Ningaloo
The colourful fish were swimming below us, oblivious to our movement above them or our loud breathing through our snorkels. We love our snorkelling and have done it in many interesting places but we’ve never snorkelled like this – letting the strong current pull you along the shoreline as you pass over healthy coral and a wide array of beautiful fish. This is the Ningaloo Reef, a huge barrier reef just off the large peninsula featuring the Cape Range in northwest Western Australia, and we were riding the current as the wonders of the reef passed below us.
Our first stop on the peninsula, which protrudes out into the ocean like a giant finger pointing northward, was Exmouth, a cosy little tourist town which was originally set up to support the air force base nearby. Today Exmouth is the gateway to the famous Ningaloo Reef which is very user friendly in that it runs close to the shoreline, giving snorkelers, glass bottom boats and fishermen easy access to its treasures. Cape Range National Park protects this environment on the land and Ningaloo Reef Marine Park protects it in the sea.

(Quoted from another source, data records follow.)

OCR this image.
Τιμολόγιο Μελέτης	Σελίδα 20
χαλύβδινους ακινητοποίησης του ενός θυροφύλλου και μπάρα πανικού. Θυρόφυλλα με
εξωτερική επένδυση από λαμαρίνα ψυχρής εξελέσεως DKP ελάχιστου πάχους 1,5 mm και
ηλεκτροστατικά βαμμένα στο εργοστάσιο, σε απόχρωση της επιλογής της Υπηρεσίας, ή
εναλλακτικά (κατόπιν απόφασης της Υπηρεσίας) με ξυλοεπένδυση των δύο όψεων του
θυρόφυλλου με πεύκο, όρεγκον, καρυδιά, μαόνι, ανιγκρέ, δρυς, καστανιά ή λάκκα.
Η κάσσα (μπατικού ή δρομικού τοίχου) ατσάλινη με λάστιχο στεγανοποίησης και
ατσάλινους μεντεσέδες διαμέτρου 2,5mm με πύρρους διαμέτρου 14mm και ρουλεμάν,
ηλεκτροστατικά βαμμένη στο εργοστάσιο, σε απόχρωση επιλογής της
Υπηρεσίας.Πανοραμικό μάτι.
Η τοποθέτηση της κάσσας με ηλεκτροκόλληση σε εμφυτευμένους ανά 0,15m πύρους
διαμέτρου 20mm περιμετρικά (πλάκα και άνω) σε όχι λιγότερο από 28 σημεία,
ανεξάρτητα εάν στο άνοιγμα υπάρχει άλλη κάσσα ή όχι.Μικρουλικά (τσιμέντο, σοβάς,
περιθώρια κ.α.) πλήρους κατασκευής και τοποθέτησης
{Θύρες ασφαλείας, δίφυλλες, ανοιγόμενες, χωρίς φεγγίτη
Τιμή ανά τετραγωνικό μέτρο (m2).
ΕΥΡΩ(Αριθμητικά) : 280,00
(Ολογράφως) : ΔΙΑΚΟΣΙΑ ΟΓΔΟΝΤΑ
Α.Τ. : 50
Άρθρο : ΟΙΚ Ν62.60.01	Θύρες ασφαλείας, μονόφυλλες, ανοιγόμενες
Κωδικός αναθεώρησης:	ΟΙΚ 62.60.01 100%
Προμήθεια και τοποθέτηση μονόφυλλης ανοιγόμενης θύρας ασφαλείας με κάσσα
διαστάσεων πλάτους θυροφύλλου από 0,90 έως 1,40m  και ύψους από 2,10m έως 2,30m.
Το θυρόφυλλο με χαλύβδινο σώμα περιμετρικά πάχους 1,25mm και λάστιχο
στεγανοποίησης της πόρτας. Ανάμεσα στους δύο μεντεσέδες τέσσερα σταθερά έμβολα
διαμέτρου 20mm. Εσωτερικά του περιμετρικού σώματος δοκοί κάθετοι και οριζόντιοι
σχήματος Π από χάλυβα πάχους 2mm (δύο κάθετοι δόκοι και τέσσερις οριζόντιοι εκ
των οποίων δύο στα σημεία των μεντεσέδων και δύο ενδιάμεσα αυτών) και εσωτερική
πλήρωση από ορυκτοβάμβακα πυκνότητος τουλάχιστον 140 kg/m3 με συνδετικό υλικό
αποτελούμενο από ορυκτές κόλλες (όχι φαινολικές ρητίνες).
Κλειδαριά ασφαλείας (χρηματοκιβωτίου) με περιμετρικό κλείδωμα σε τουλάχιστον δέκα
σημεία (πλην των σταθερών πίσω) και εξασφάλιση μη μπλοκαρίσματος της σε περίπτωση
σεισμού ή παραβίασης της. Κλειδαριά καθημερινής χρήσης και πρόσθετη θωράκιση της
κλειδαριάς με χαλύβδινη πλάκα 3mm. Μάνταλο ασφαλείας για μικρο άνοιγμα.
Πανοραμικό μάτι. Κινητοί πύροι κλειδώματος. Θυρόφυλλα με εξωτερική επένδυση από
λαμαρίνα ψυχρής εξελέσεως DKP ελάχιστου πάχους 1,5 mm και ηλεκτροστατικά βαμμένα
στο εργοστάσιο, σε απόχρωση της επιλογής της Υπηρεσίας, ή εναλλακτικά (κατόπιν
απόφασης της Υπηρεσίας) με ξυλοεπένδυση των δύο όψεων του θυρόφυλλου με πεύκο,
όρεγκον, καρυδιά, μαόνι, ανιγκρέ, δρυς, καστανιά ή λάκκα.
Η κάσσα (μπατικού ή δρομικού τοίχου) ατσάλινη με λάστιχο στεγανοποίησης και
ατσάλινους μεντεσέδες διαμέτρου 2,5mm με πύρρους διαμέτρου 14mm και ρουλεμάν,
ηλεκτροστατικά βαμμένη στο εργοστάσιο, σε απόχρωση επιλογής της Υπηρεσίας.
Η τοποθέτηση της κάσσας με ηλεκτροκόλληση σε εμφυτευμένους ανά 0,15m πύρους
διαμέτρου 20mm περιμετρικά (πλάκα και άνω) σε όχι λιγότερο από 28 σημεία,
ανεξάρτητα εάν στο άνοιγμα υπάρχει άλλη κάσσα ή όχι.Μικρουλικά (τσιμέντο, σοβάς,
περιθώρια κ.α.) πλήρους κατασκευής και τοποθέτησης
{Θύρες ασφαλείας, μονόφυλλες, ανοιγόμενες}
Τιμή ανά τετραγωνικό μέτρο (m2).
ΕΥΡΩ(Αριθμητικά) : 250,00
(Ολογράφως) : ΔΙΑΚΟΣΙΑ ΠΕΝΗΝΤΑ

But this land is also well known for its wind and this time of year the wind hits hard and never gives up. The landscape is fairly flat and featureless, most of what grows in this sandy environment is low lying bushes and spinifex. If it wasn’t for the wonders of the reef this place might have been forgotten about some time ago. If you like barren windswept beauty, book your tickets now.
We camped the first night at a homestead near the northern tip of the peninsula after seeing whales frolic offshore from the great viewpoint of the old lighthouse. The wind howled and the temperature dropped, making the camping scene somewhat grim. But the next morning the sun came up and we were soon in a queue of cars at the park gate vying for a camping spot inside the national park and a chance to see this underwater world upfront. And not much more than an hour later we were in the water, snorkels on, marvelling at the life below us as we drifted up the coast.
Drift snorkelling is a strangely inverted concept to snow skiing. In skiing you catch the lift up the hill and ski down, then repeat. In snorkelling you walk up the beach, drift down the beach, then repeat. On our second drift I spotted a metre and half long reef shark darting below me. By the time I caught Julie’s attention he was gone and so were we. With drift snorkelling you can’t linger in one place too long.
We went in the water in four different places but the wind was up and the water was a bit cold so by early afternoon we headed south to Yardie Creek and Yardie Gorge. This gorge is the only inland attraction of the national park and provided spectacular views of the water carving its way through the soft red sandstone as we walked along the gorge’s rim. We then let the air out of our tyres, crossed Yardie Creek and headed for our campsite amongst the sand dunes.
That night the wind picked up and our roof top tent was perched higher than any windbreak we could find. The wind hit us hard and rocked the car and tent all night long. It was a long noisy night in our cosy tent and by morning all our footprints and tyre prints in the soft sand were completely gone, as if we had no history at all.
With no reason to linger that morning, we followed the narrow sandy track south along the coast, pulling in to catch glimpses of the various beaches along this beautiful marine park coastline. The drive was absolutely spectacular – in a barren windswept sort of way – and we passed by massive sand dunes, endless low growing grasses, the occasional emus, kangaroos, feral goats and sheep.
After a breathtaking drive of over five hours we arrived in Coral Bay, a small community that attracts fishermen and holiday makers because of its long protected sandy beaches and top notch snorkelling. We were in the water straightaway, drift snorkelling again until the water became too cold, then enjoyed the daily fish feeding on the shoreline and a chance to use the caravan park’s facilities. Coral Bay is quite remote but it has a paved road all the way to it which means caravaners and families can come in their hordes. All good.
Exploring the Ningaloo Reef area was a great way to spend a few days and we really enjoyed being back in the water again. But this coast line is excessively windy this time of year and it limits what you can do and where you can go. We’ve already started thinking long term about coming back to this wonderful coastline in Western Australia and hopefully we can hit this area at a different time of year and linger a bit longer. It’s a winner!